Strolling through the various departments, most female students wear the hijab—the headscarf that hides all their hair and an import from the Middle East—and none wear jeans. None dare sit next to a man, a common sight at more liberal privately run universities, which have become the preserve of the elite as schools like Quaid-e-Azam cater to the lower and middle classes. Though no specific place is allocated for men and women in the central cafeteria, both genders sit as far apart as possible.
Hifza Aftab, a hijab-wearing MBA student, says there is no such thing as a “liberal” girl at the university. Any young woman who arrives on campus without wearing a hijab or the looser dupatta traditional to Pakistan quickly changes the look in two or three months, she says. “A liberal girl would get notorious throughout the whole university,” she said.
It was not always thus. Jamil Ahmed, who graduated in 1991, said that in his days the hijab was rarely seen and male and female students would mingle.
Hasan Askari, a former professor at Punjab University, said students are becoming increasingly attached to religion and drifting away from rational thinking. “The increasing Islamization has affected quality of education as today, teachers stress more on conspiracy theories than logic,” he said. Last year a private school in Lahore dropped human reproduction from the biology syllabus after an outcry in the conservative Urdu-language press claiming it was “obscene.”

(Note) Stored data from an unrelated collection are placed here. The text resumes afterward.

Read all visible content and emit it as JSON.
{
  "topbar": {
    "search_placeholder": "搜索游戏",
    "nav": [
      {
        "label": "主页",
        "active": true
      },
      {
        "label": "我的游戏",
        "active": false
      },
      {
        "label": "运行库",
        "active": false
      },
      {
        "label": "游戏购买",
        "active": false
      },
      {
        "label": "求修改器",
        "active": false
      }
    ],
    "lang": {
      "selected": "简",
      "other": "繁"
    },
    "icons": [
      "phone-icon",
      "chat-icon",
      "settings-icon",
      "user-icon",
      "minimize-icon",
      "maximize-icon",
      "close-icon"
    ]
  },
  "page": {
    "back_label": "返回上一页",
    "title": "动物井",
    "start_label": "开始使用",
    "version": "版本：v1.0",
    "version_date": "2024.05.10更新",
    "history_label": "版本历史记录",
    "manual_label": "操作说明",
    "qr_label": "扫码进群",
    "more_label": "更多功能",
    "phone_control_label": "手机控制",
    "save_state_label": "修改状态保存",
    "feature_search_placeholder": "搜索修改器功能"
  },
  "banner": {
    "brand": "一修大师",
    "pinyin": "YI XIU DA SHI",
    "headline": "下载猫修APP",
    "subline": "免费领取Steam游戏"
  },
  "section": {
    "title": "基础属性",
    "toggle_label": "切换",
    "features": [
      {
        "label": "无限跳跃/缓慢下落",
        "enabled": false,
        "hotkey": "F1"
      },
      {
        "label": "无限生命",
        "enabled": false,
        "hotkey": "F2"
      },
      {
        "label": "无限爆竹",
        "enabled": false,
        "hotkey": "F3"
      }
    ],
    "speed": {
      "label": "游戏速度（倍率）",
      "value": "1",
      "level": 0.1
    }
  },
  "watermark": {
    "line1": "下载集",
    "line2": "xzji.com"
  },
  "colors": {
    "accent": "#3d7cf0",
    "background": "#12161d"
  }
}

Quaid-i-Azam University Vice Chancellor Masoom Yasinzai admitted academic standards had slipped over the years but insisted it was a country-wide problem and not to do with the growing focus on religion. “Here at Quaid-i-Azam University, academic standards are not falling at an alarming rate,” he said, adding that the expression “Islamization” was being used out of context. “We have given students the freedom to practice their religion and I think practicing religion is one’s individual choice.”
With sectarianism and violence against minorities on the rise in Pakistan, some fear encouraging a religious mindset in universities is storing up problems for the future. “If you have a very dominant view and very authoritarian worldview which this curriculum is teaching you, that ‘You are Muslims, Islam is a good religion and other religions are not good,’ that value system will create a social crisis in the society,” said education analyst Farzana Bari.
At one of the mosques on campus, a number of religious books are on display on the bookshelves and free for students to take away. One of them, entitled Put an End to Obscenity has pictures of a computer, CD player and a drum set on its cover with a red cross on top of each. The book explains how playing music during marriage ceremonies affects “the next life” and how angels pour melted copper into the ear of anyone who listens to music or the female voice.
At the mosque, cleric Habib-u-Rehman Saleem says floods and earthquakes are God’s punishment for gay sex. “Males started to sleep with males and females started to sleep with females,” he tells a group of male students. “Some people are trying to create an environment like that of the West here, but God willing the students are religious and they will never let any such conspiracy succeed.”
Touseef Ahmed Khan, chairman of the Federal Urdu University in Karachi, said he could see no change coming soon. “A whole generation was Islamized and those who started their academic career during the Zia regime are now retiring from their jobs,” he said. “This phenomenon of Islamization has been there for three decades, you cannot reverse it in one year—it will take decades to do so.”